AborigineAs something of a wordsmith when it comes to corporate blogging for business, I’m always listening to the NPR Radio programs dealing with language.  Tuned in the other day to “RadioLab”, I learned the most interesting thing:

There are 7,000 languages used around the globe , and in fully a third of them, there exist no words for “left”. “right”, “front” or “back”.  Instead, direction is described in those languages as “north, “northeast”, “south”, “southwest”, etc., with the orientation being a birds-eye view above the person being referenced.

In fact, the radio host explained, among Australian tribes, rather than the standard greeting being “How are you today?”, it’s “How are you headed today?”
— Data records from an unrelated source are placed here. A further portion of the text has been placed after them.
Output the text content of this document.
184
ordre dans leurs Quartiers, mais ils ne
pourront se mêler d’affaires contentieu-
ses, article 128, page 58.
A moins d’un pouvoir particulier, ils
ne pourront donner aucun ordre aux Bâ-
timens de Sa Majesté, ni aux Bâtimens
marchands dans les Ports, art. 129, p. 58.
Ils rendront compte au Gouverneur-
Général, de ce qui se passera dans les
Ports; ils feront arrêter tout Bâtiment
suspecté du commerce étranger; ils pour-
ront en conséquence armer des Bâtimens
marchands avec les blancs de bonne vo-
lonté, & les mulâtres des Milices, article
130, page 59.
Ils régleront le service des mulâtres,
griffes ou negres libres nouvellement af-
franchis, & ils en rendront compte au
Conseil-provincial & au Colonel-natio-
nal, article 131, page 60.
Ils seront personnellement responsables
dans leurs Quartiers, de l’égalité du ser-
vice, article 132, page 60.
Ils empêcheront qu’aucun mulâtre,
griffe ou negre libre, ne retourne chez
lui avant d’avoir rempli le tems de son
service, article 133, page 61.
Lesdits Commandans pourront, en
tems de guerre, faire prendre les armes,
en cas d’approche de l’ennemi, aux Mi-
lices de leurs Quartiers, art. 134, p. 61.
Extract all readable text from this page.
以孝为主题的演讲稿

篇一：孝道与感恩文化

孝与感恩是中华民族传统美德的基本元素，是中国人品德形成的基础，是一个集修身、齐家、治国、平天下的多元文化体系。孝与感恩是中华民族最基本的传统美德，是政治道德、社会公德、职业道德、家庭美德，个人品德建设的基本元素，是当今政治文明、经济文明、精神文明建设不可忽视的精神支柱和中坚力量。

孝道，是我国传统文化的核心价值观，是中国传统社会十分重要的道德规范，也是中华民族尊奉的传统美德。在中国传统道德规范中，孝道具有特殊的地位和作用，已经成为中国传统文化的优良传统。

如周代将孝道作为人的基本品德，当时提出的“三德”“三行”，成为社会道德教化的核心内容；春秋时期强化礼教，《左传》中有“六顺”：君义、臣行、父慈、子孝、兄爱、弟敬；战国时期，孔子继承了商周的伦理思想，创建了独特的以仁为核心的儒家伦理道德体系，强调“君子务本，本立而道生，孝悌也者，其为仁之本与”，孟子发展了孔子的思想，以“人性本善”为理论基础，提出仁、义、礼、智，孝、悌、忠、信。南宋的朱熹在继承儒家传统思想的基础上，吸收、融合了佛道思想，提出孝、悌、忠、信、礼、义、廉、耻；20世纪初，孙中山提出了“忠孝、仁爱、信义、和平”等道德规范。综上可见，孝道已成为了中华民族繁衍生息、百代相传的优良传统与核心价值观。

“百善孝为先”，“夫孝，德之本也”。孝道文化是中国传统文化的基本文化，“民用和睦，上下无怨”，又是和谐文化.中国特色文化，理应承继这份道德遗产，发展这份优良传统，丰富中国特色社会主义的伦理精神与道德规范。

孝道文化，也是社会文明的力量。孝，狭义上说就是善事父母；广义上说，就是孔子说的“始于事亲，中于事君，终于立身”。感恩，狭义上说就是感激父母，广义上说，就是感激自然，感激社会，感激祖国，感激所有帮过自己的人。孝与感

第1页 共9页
Since, for all of us blog content writers, words (and, to a lesser extent pictures) are our only tools to tell the business owner’s story, it’s important for us to appreciate how the language we use shapes our own thoughts, and how we can use language to help shape the thoughts of our online readers.

In the 1940’s, I learned, a linguist named Benjamin Whorf claimed that speakers of Hopi (a native American language spoken in parts of Arizona) see the world differently because of differences in language.

All of this, at least in my mind, goes to suggest the importance of what words we select for our business blog writing. Sure, we need to remember to use a lot of the website’s keyword phrases in an SEO marketing blog, but I’m talking a couple of layers deeper than that. After all, blogging is about “heading” our readers in the direction of understanding who we are, our unique fix on our marketplace, and what level and type of service and product we aim to bring to consumers.

In a way, that very concept is what I was trying to express in my own Say It For You website when I referred to the “training benefits” the business owner gets from writing the blog content or (often to an even greater extent), from working with a blog writing service. In continually being involved with talking effectively about your business, putting your accomplishments down in words, verbalizing the benefits of your products and services, the language you use has an influence, not only on visitors to your blog, but on you!